Q: My child is 2 years old. I am already thinking about kindergarten. It is only 3 years away. How do I get my child ready?
A: Positive experiences both at home and away from home (in a day care) from the time a child is born are critical for school preparedness and eventual life success. Having tummy time on the carpet floor, reading a book to your child before bed, taking her to the park and providing safe playtime are all part of getting them ready for their first day in kindergarten.
Last July, the American Academy of pediatrics (AAP) put out a policy statement (a wish list) outlining how pediatricians can help children get the best early education possible before kids start kindergarten. The wish list is also for mom and dads as it is based on the belief that every experience in a child’s life from birth will help shape their intelligence, their brain development and language acquisition, and even their ability to solve problems or control their emotions.
These experiences have to do with a child’s health and safety. They include on-time vaccination, good eating habits and good hygiene practices, hand-washing with soap and teeth-brushing twice a day, a smoke-free environment, having qualified and consistent caregivers at a home or in day care facilities, and having qualified staffs for our kids with special needs as they may have specific care plans for their nutrition and their medication regimen.
However, for many of our families, high-quality early birth-to-kindergarten (B-to-K) education is often unattainable. Nursery schools, day care and preschool programs can be expensive. Many of our families use their neighbors or family members. This is especially true for children from disadvantaged backgrounds, kids with behavioral problems and for kids with special needs. For parents who cannot afford licensed day care facilities, before entrusting a child to a neighbor, one can still make sure the home is safe and there are enough adults to supervise the children.

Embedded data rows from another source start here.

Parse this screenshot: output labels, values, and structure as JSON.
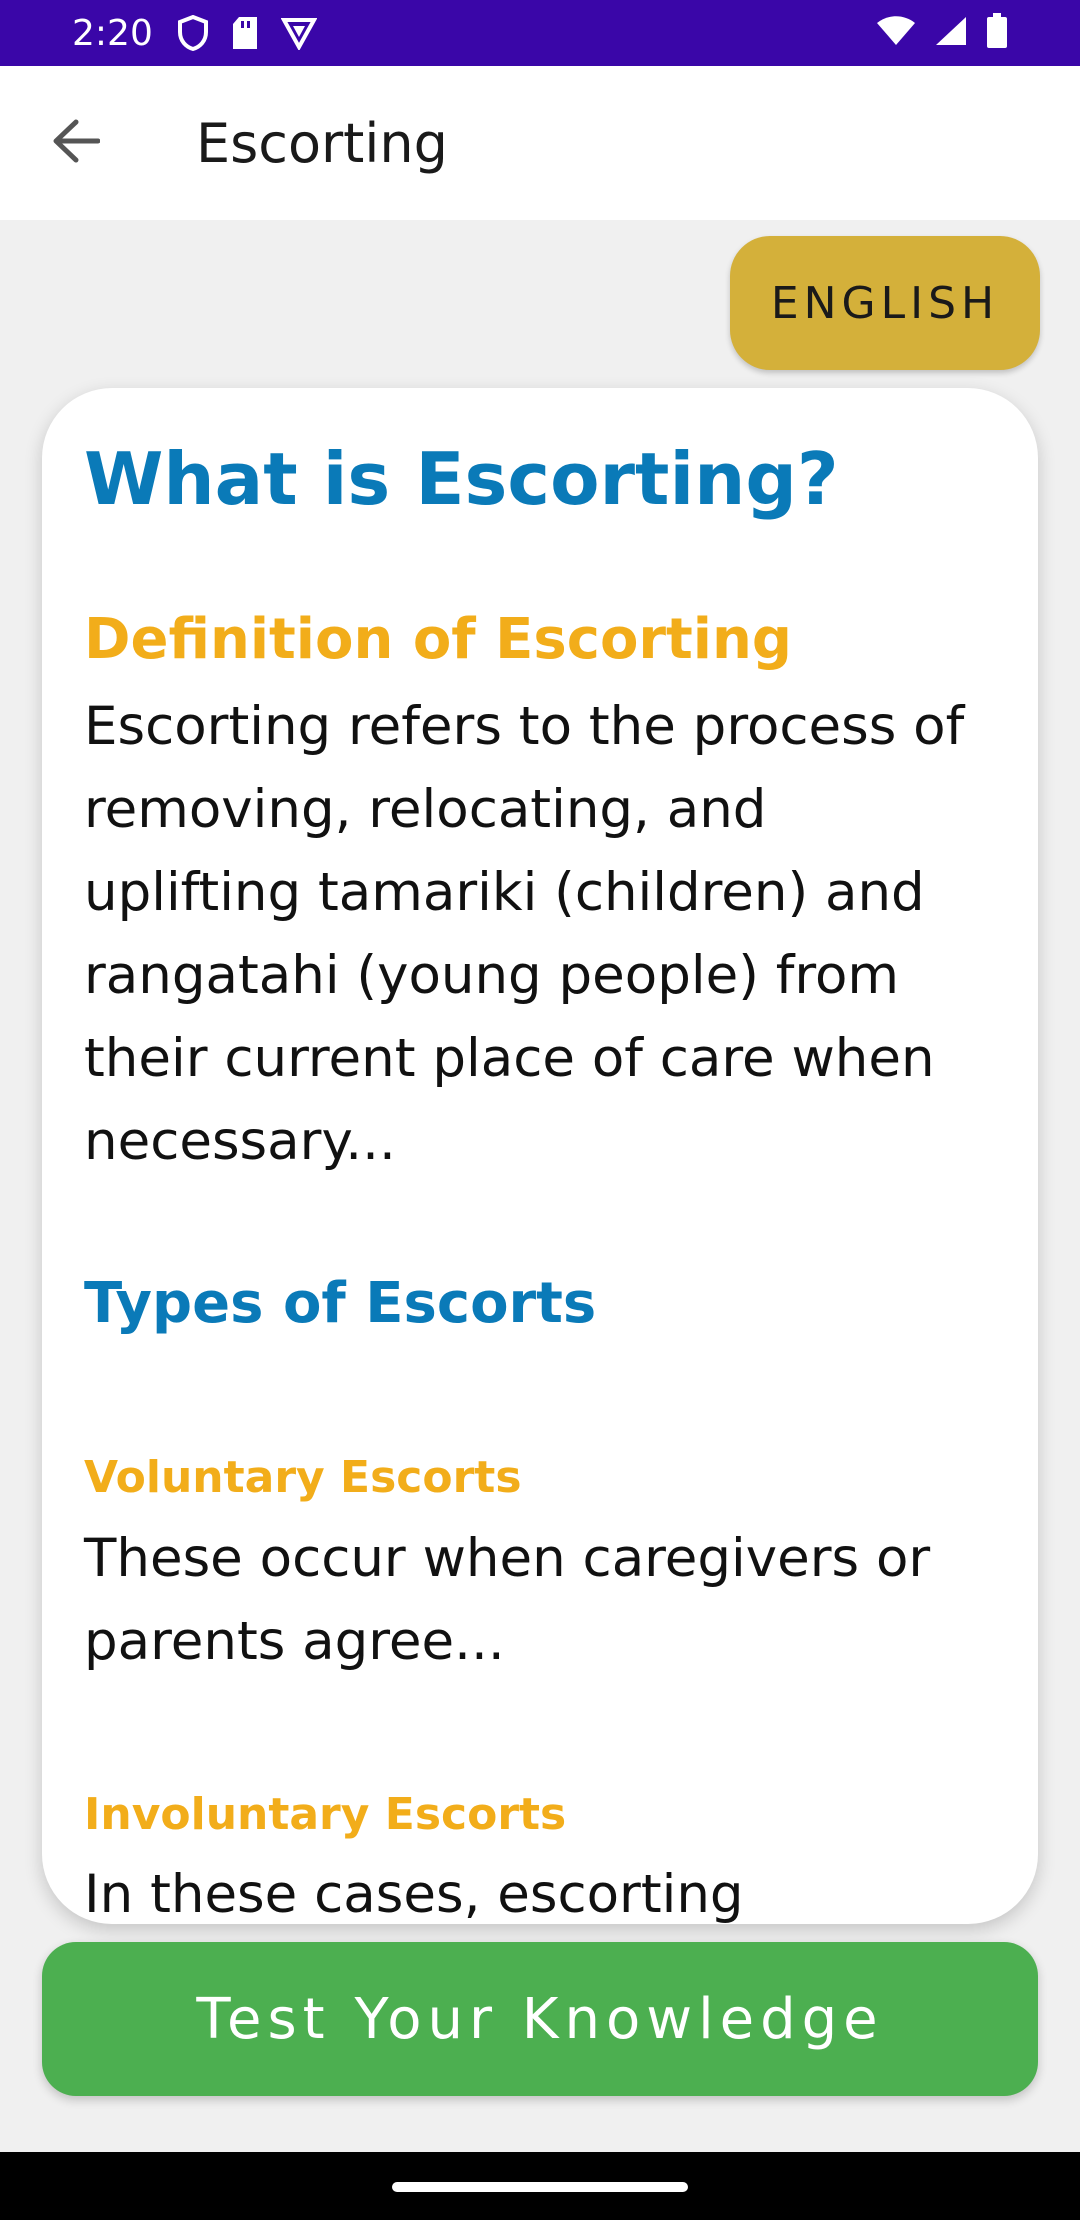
{
  "status_bar": {
    "time": "2:20",
    "background": "#3a06a8"
  },
  "app_bar": {
    "title": "Escorting",
    "back_icon": "arrow-back-icon"
  },
  "language_button": {
    "label": "ENGLISH",
    "color": "#d4b03a"
  },
  "content": {
    "main_heading": "What is Escorting?",
    "definition_heading": "Definition of Escorting",
    "definition_text": "Escorting refers to the process of removing, relocating, and uplifting tamariki (children) and rangatahi (young people) from their current place of care when necessary...",
    "types_heading": "Types of Escorts",
    "voluntary_heading": "Voluntary Escorts",
    "voluntary_text": "These occur when caregivers or parents agree...",
    "involuntary_heading": "Involuntary Escorts",
    "involuntary_text": "In these cases, escorting"
  },
  "test_button": {
    "label": "Test Your Knowledge",
    "color": "#4caf50"
  },
  "colors": {
    "heading_blue": "#0a7ab8",
    "heading_orange": "#f2ad1a"
  }
}
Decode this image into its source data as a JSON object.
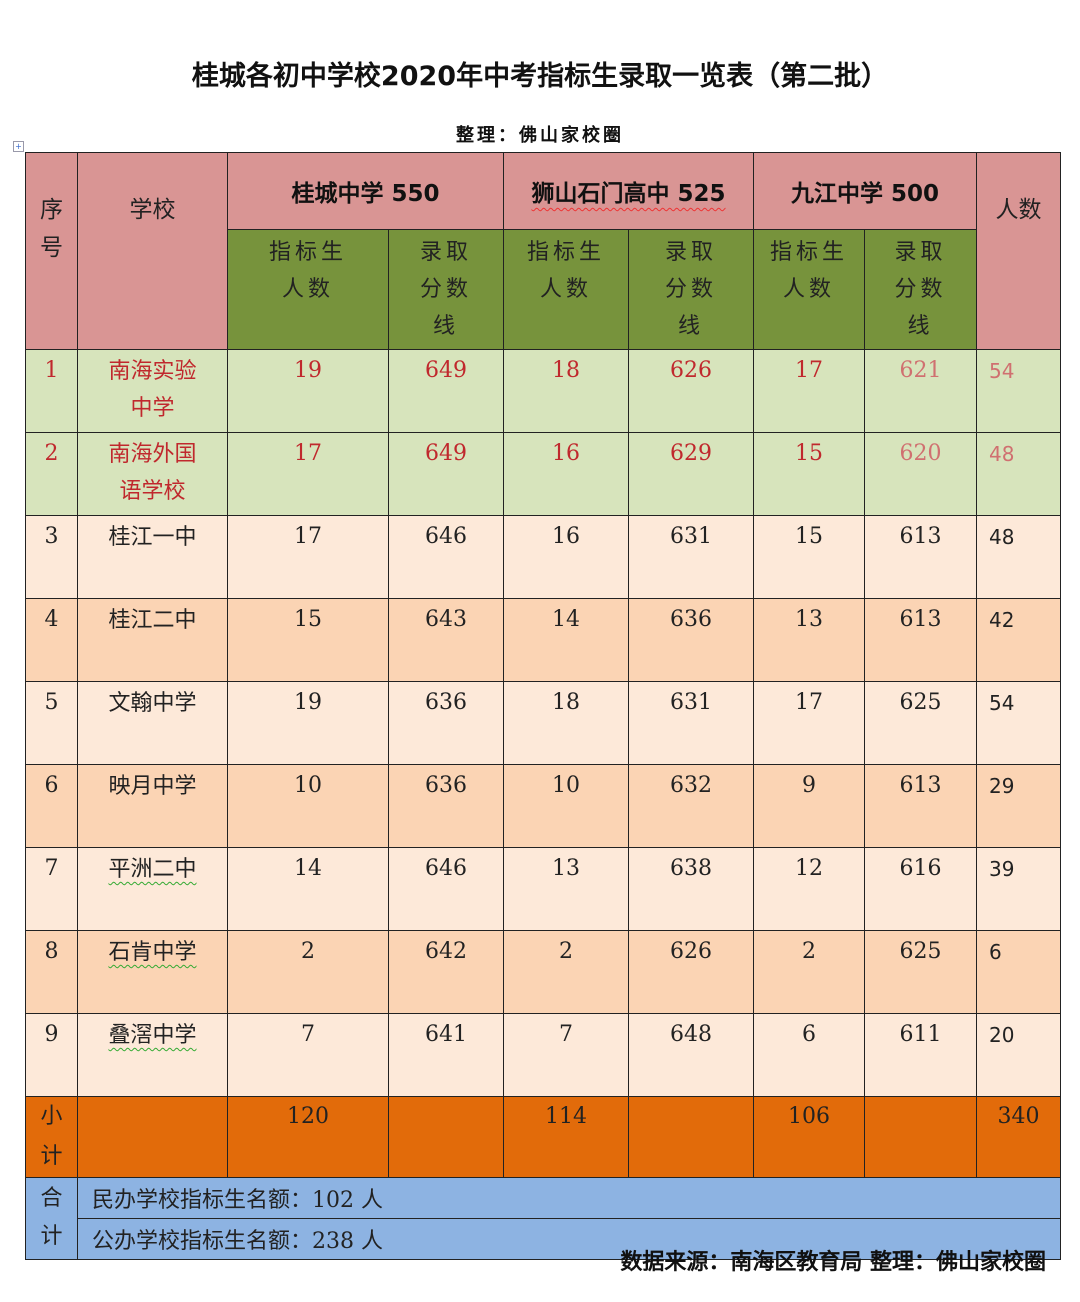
{
  "title": "桂城各初中学校2020年中考指标生录取一览表（第二批）",
  "subtitle": "整理：佛山家校圈",
  "header": {
    "seq": "序号",
    "school": "学校",
    "groups": [
      "桂城中学 550",
      "狮山石门高中 525",
      "九江中学 500"
    ],
    "total": "人数",
    "quota": "指标生人数",
    "cutoff": "录取分数线"
  },
  "rows": [
    {
      "seq": "1",
      "school": "南海实验中学",
      "v": [
        "19",
        "649",
        "18",
        "626",
        "17",
        "621"
      ],
      "total": "54"
    },
    {
      "seq": "2",
      "school": "南海外国语学校",
      "v": [
        "17",
        "649",
        "16",
        "629",
        "15",
        "620"
      ],
      "total": "48"
    },
    {
      "seq": "3",
      "school": "桂江一中",
      "v": [
        "17",
        "646",
        "16",
        "631",
        "15",
        "613"
      ],
      "total": "48"
    },
    {
      "seq": "4",
      "school": "桂江二中",
      "v": [
        "15",
        "643",
        "14",
        "636",
        "13",
        "613"
      ],
      "total": "42"
    },
    {
      "seq": "5",
      "school": "文翰中学",
      "v": [
        "19",
        "636",
        "18",
        "631",
        "17",
        "625"
      ],
      "total": "54"
    },
    {
      "seq": "6",
      "school": "映月中学",
      "v": [
        "10",
        "636",
        "10",
        "632",
        "9",
        "613"
      ],
      "total": "29"
    },
    {
      "seq": "7",
      "school": "平洲二中",
      "v": [
        "14",
        "646",
        "13",
        "638",
        "12",
        "616"
      ],
      "total": "39"
    },
    {
      "seq": "8",
      "school": "石肯中学",
      "v": [
        "2",
        "642",
        "2",
        "626",
        "2",
        "625"
      ],
      "total": "6"
    },
    {
      "seq": "9",
      "school": "叠滘中学",
      "v": [
        "7",
        "641",
        "7",
        "648",
        "6",
        "611"
      ],
      "total": "20"
    }
  ],
  "subtotal": {
    "label": "小计",
    "values": [
      "120",
      "114",
      "106"
    ],
    "total": "340"
  },
  "combined": {
    "label": "合计",
    "private": "民办学校指标生名额：102 人",
    "public": "公办学校指标生名额：238 人"
  },
  "source": "数据来源：南海区教育局  整理：佛山家校圈"
}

A great number of kids with behavior problems get expelled from early education programs. There is not enough funding at the federal and local state levels to care for the needs of those who cannot afford to pay. So parents and pediatricians have to become advocates for these children as there are frequently alternative resources available.
In truth, B-to-K education is as critical as K-12 education. From birth, as a child develops, every positive experience counts, every day counts to help with school readiness as every positive experience will help with readiness for the first day in kindergarten.